Inquietud en las cuerdas, maderas, bronces, un bombo en trémolo, y el corno tenor suelta un lamento que es también una sentencia. Campeón de los comienzos de alto impacto, Mahler reserva para su Séptima sinfonía (1906) este momento estremecedor al que no hay cómo desatender: todo es incertidumbre en la noche tenebrosa.
El martes, en el concierto de gala de “El Mercurio”, en el Municipal de Santiago, el director chileno Paolo Bortolameolli y la Orquesta Filarmónica hicieron una magnífica entrega de esta entrada crucial, con el notable Mauricio Arellano (corno tenor) en la presentación del tema que recorrerá este movimiento, marcado Langsam-Allegro risoluto ma non tanto, y que es tan rico en ideas y desarrollos, tan saturado de colores orquestales, que es casi una obra en sí mismo. Aquí están, también, los albores de lo que será la música sinfónica que seguirá en Occidente.
Bortolameolli no evade en ningún momento los cambios de ánimo —metro, tono, modos— y a veces arrebatos que tiene esta obra: con enorme sensibilidad musical, acentúa los momentos elegíacos, como la marcha que está hacia el final de la primera parte, el dulzor exquisito de las dos Nachtmusiken, el carácter gitano del dúo de chelos en la primera de ellas, y sobre todo el colapso del vals que es el Scherzo, justo en medio de la sinfonía. Aquí la noche es intranquila mientras Mahler pinta el derrumbe de la tradición y muestra también nuevos derroteros: ya estamos definitivamente en el siglo XX.
Pocos parecen comprender bien el Rondo-Finale de la Séptima. Algunos comentaristas dicen que, como está en un exultante Do mayor, se trata de la superación de la noche con un amanecer luminoso. Pero esas asociaciones no son adecuadas si uno atiende a la música misma, que está lejos, muy lejos de lo apacible y esplendoroso, y más cerca de una ironía que es como un esmeril.

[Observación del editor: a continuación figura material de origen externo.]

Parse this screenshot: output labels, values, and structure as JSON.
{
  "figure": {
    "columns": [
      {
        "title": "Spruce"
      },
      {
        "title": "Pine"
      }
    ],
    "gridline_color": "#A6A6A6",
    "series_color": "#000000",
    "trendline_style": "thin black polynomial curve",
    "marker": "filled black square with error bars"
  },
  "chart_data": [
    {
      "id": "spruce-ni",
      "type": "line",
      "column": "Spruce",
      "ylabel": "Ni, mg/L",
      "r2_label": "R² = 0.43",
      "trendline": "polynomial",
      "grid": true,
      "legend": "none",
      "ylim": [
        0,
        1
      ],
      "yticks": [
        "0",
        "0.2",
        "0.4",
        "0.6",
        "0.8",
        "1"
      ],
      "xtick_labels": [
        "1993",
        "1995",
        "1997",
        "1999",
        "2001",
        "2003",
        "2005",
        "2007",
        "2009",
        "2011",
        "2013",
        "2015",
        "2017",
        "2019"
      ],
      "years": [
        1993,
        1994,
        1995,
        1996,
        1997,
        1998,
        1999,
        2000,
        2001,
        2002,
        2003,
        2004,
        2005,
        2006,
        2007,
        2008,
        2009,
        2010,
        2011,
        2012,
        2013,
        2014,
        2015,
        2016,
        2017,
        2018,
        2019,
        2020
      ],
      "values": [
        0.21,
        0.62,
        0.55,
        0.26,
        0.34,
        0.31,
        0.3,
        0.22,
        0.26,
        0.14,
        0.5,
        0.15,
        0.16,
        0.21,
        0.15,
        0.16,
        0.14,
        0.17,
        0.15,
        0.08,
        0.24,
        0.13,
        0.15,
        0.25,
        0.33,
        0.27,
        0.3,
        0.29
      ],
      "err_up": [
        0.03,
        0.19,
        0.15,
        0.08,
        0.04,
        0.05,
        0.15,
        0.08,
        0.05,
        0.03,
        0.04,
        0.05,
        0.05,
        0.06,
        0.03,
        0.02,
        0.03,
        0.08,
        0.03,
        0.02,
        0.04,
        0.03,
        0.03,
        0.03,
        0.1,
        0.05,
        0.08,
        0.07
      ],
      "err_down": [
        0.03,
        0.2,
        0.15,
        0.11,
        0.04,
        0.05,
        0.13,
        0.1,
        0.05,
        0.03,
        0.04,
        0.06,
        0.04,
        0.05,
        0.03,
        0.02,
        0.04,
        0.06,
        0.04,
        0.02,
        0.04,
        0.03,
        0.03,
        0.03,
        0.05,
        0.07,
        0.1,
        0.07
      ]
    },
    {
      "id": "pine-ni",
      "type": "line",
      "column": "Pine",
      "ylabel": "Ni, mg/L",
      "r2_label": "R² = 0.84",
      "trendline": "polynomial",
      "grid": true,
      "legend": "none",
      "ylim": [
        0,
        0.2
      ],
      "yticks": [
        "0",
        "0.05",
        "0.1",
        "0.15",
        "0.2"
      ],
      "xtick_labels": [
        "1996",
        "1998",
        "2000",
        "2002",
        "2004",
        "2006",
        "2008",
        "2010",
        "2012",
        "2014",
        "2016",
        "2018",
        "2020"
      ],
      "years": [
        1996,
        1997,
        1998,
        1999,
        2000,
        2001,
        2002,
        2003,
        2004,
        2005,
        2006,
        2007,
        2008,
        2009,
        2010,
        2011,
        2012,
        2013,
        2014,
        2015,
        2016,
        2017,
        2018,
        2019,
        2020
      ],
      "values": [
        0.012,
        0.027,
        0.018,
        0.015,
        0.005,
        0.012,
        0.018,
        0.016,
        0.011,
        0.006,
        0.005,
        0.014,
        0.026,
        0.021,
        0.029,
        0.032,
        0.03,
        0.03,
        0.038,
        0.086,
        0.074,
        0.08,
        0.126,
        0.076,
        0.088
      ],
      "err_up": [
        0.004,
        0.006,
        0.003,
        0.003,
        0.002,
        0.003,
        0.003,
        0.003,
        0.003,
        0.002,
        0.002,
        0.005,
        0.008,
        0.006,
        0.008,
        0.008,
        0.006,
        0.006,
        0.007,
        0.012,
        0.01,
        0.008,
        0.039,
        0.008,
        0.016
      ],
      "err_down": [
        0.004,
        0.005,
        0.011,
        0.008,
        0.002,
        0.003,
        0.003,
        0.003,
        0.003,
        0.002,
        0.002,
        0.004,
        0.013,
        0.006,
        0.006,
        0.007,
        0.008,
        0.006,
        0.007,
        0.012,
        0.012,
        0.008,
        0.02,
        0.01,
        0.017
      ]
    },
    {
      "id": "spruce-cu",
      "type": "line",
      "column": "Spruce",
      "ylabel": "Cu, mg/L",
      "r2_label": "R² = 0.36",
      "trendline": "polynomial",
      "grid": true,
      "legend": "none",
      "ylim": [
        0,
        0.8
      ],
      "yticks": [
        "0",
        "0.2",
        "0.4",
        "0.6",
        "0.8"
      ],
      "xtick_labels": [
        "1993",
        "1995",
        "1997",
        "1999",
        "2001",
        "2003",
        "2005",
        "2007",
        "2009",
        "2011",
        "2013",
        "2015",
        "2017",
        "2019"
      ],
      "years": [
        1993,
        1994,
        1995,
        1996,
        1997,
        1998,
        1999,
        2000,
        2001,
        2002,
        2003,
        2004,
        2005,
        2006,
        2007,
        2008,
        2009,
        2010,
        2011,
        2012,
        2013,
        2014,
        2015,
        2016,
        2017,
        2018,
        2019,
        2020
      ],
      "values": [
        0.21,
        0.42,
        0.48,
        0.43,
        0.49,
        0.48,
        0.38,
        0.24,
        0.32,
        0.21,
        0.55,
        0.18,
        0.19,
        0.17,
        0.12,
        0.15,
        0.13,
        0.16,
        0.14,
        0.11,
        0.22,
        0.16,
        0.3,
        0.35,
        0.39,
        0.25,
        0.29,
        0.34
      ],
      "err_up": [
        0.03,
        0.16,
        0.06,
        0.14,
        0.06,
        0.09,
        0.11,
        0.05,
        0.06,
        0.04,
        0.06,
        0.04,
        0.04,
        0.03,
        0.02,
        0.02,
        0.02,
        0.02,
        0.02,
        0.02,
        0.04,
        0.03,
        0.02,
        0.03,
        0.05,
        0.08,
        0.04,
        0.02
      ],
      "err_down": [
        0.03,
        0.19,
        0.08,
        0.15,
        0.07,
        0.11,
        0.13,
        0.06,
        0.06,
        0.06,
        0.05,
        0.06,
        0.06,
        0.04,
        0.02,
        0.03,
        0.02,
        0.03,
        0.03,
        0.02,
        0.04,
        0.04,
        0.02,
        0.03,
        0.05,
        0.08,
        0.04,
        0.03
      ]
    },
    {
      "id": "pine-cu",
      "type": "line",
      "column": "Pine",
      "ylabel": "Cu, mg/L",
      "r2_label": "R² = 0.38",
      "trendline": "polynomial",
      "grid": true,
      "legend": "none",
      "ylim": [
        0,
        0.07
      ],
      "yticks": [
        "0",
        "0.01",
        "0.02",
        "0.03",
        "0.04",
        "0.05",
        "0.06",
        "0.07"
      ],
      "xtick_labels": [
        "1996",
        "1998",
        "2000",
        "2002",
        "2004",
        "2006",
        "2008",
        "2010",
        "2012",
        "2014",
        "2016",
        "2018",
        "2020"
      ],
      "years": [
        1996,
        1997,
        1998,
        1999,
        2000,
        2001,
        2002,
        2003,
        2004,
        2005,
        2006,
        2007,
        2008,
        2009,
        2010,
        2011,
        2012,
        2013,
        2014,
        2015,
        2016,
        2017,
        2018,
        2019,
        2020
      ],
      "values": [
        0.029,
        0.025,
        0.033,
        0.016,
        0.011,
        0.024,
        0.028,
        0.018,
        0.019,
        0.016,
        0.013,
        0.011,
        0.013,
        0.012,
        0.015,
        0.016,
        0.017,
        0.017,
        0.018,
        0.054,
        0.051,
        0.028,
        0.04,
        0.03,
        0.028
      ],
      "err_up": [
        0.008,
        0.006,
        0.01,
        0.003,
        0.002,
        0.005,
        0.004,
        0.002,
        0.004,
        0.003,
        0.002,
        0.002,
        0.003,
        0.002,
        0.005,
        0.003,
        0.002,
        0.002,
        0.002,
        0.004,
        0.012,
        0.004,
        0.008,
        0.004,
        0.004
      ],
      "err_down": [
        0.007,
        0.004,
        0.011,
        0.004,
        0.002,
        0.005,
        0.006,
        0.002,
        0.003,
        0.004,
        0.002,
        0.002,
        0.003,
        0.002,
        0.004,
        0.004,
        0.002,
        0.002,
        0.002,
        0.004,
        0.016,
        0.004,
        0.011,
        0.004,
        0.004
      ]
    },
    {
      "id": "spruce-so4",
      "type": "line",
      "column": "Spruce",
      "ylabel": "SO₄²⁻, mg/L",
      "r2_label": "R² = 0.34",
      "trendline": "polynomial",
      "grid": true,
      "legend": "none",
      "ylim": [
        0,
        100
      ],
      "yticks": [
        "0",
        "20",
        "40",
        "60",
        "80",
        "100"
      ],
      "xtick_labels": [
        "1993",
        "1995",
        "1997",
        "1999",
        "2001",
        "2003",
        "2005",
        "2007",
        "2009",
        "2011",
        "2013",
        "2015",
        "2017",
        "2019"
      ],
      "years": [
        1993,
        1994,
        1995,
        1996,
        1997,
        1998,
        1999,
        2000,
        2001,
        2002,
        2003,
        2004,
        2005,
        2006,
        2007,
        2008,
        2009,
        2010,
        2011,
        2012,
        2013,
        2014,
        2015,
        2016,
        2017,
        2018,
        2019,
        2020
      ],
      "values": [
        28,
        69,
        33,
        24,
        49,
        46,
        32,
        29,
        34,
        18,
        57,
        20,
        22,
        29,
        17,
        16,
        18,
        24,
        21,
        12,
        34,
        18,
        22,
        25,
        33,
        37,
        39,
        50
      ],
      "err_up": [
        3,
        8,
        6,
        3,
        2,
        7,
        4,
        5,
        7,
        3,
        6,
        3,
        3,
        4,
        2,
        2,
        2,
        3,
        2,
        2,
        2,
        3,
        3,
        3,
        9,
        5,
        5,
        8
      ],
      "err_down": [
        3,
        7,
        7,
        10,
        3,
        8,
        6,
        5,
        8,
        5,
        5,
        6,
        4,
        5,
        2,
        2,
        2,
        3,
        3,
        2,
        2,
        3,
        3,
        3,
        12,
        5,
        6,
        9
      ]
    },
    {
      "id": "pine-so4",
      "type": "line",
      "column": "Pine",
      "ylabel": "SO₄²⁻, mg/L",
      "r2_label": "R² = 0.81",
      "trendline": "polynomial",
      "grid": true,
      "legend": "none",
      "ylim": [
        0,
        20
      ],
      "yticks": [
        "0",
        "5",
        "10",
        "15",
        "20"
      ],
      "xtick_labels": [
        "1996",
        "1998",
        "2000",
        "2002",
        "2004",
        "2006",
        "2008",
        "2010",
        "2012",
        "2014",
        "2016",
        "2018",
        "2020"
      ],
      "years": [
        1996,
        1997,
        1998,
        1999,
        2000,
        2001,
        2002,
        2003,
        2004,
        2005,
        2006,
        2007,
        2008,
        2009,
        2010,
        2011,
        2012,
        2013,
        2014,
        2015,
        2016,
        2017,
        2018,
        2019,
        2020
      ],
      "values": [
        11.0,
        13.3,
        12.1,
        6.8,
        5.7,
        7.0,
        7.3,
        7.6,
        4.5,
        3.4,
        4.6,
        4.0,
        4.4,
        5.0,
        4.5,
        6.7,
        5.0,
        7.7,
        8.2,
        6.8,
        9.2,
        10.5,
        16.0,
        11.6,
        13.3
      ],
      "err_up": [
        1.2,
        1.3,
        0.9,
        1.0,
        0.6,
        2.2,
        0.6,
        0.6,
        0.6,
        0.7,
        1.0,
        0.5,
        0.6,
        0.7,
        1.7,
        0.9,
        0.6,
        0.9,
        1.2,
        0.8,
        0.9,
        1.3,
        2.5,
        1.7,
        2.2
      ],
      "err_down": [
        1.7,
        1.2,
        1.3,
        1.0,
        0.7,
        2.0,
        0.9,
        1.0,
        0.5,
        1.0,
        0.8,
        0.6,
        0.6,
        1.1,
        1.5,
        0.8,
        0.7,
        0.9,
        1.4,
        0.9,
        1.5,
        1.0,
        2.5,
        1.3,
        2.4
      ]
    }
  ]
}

Desde el público, suele apreciarse una lucha, un galimatías de ideas, impulsos irresolutos que se suceden con vértigo y varios finales falsos, extenuantes: siempre hay más y más motivos, nuevos o recuperados. Pero Bortolameolli entiende e hizo entender: con mano firme y voluntariosa, sin cejar en el tempo frenético, consiguió lo que pareciera ser casi imposible: un sonido limpio, con contornos muy definidos, con jerarquías precisas, que clarificó esta música en momentos alienada, siempre con fidelidad a las indicaciones del compositor. Un triunfo.
Antes se había entregado el estreno absoluto de “Nocturno”, del chileno Miguel Farías, una obra elegante, romántica, finamente orquestada y que en buena parte es un bolero de esos plácidos que se bailan a la luz de la luna, dándole otra forma a la noche. Excelente.